Net revenue was down, but so were expenses, and that allowed some of the other metrics to be recorded in black ink. CEO David Field said that radio as a whole was thriving in a “thriving audio landscape.”
Entercom released the following key stats:
* Net revenues for the quarter decreased 2% to $78.4 million
* Station expenses decreased 3% to $57.9 million
* Station operating income was flat at $20.5 million
* Adjusted EBITDA increased 1% to $15.3 million
* Adjusted net income per share was $0.02
* Free cash flow increased from $1.2 million to $3.9 million
Field commented, “Entercom’s first quarter Adjusted EBITDA grew 1% and Free Cash Flow more than doubled as effective cost management offset a 2% decline in revenues. We continue to focus on investing in our brands, our talent and our digital platforms to strengthen our value proposition to our listeners and customers and bolster our future growth. Industry fundamentals are improving as the pace of industry innovation accelerates and broadcast radio listenership continues to grow within the thriving audio landscape.”
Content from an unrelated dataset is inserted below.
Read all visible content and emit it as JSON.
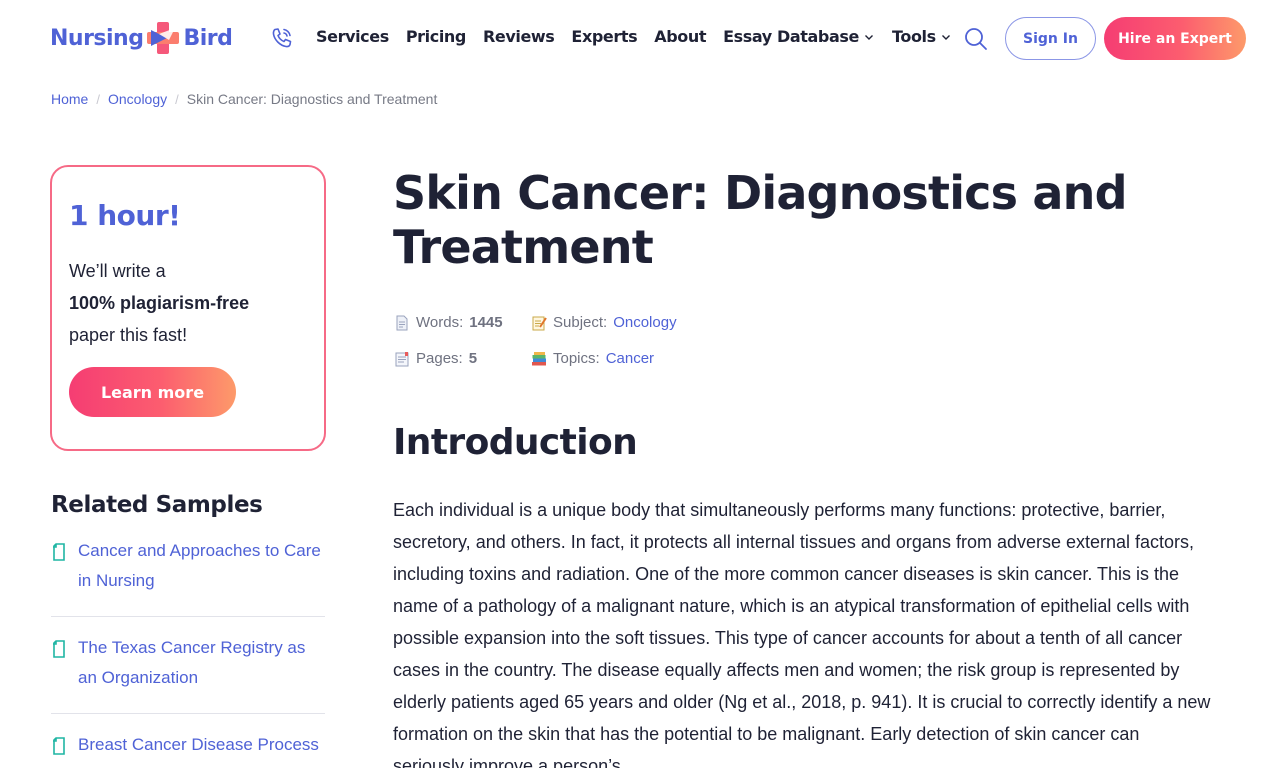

Wells Fargo analyst Marci Ryvicker said that the revenues were in line with expectations, but the efficient cost control practices were a surprise which permitted the company to beat predictions on the bottom line.
However, Ryvicker said pacings are on the disappointing side, and “erring on the side of caution,” the firm is pulling back its predictions for results going forward. For example, revenue expectations have moved from $385M-$396M down to $380M-$388M and EBITDA from $105M-$110M to $100M-$105M.
Ryvicker noted that the focus on controlling expenses will not create enough room to make up for weak pacing as the company appears to be facing a challenging second quarter. Overall, the company is rated market perform.